Fiat-Chrysler Loses $20,000 for Every Fiat 500e It Sells

The 500e is no loss leader, but it's costing FCA like one.

Kevork Djansezian, Getty Images News

Fiat Chrysler Automotive is losing as much as $20,000 per car on sales of the Fiat 500e, the company's fully electric supermini, Fiat-Chrysler CEO Sergio Marchionne admitted in a talk at a university in Italy on Monday,  according to a report by Bloomberg

In spite of the losses, Marchionne says FCA must push onward with the costly investment in developing its electric vehicle fleet in response to the global market's path toward an electrified future. 

Governments around the globe, including Great Britain, France, Germany, California, and China, are looking to ban the sales of internal combustion vehicles within the next few decades, with the goal of curbing greenhouse gas emissions.

“Because of the time frame chosen in Europe...we have to electrify," said Marchionne to Bloomberg. "The biggest fear that I see is that we will be left behind.”

FCA is not the only car make to endure teething problems with new models. Even industry-leading Tesla is having a hard time with production of its new Model 3 sedan. Actual third-quarter production numbers fell far short of Tesla's initial goal of 1,500 Model 3s produced from July to October, with  260 vehicles completed in this three-month window. With that in mind, Tesla did beat previous bests for Model S and Model X deliveries in the same time frame, so the marque is still on track for 100,000 cars delivered in 2017.

Other global automakers are playing catch-up too, and while General Motors has a small lead on FCA, its losses on the Chevrolet Bolt are extreme too, with The Detroit News reporting that each Bolt adds a $9,000 speed bump to GM's road to electrification. It appears to be of little concern to GM, however, as it intends to launch 20 new electric vehicles by 2023.

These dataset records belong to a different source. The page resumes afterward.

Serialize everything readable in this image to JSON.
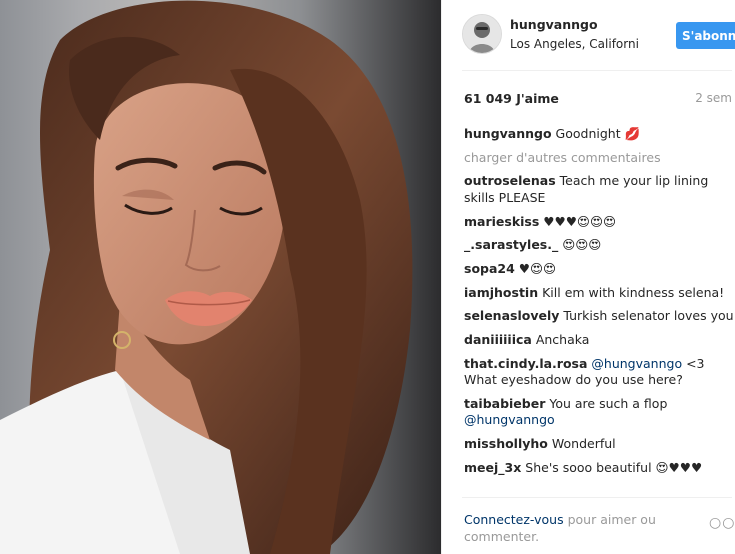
{
  "photo": {
    "description_icon": "portrait-photo"
  },
  "header": {
    "username": "hungvanngo",
    "location": "Los Angeles, California",
    "follow_label": "S'abonner"
  },
  "post": {
    "likes": "61 049 J'aime",
    "time": "2 sem"
  },
  "caption": {
    "user": "hungvanngo",
    "text": "Goodnight 💋"
  },
  "load_more": "charger d'autres commentaires",
  "comments": [
    {
      "user": "outroselenas",
      "text": "Teach me your lip lining skills PLEASE"
    },
    {
      "user": "marieskiss",
      "text": "♥♥♥😍😍😍"
    },
    {
      "user": "_.sarastyles._",
      "text": "😍😍😍"
    },
    {
      "user": "sopa24",
      "text": "♥😍😍"
    },
    {
      "user": "iamjhostin",
      "text": "Kill em with kindness selena!"
    },
    {
      "user": "selenaslovely",
      "text": "Turkish selenator loves you"
    },
    {
      "user": "daniiiiiica",
      "text": "Anchaka"
    },
    {
      "user": "that.cindy.la.rosa",
      "mention": "@hungvanngo",
      "text": "<3 What eyeshadow do you use here?"
    },
    {
      "user": "taibabieber",
      "text": "You are such a flop",
      "mention_after": "@hungvanngo"
    },
    {
      "user": "misshollyho",
      "text": "Wonderful"
    },
    {
      "user": "meej_3x",
      "text": "She's sooo beautiful 😍♥♥♥"
    }
  ],
  "footer": {
    "login_link": "Connectez-vous",
    "login_text": "pour aimer ou commenter.",
    "more_icon": "ellipsis-icon"
  },
  "colors": {
    "accent": "#3897f0",
    "link": "#003569",
    "muted": "#999999"
  }
}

We know that drivers want in on the EV market. New York's EV sales spike proves that. But for much of the rest of the automotive industry, both customers and manufacturers, EVs are just too expensive. The investment in the technology may be worthwhile for automakers, and the independence from gasoline is appealing to buyers, but EV prices (and by extension, battery costs) have to come down for the world to ditch fossil fuels.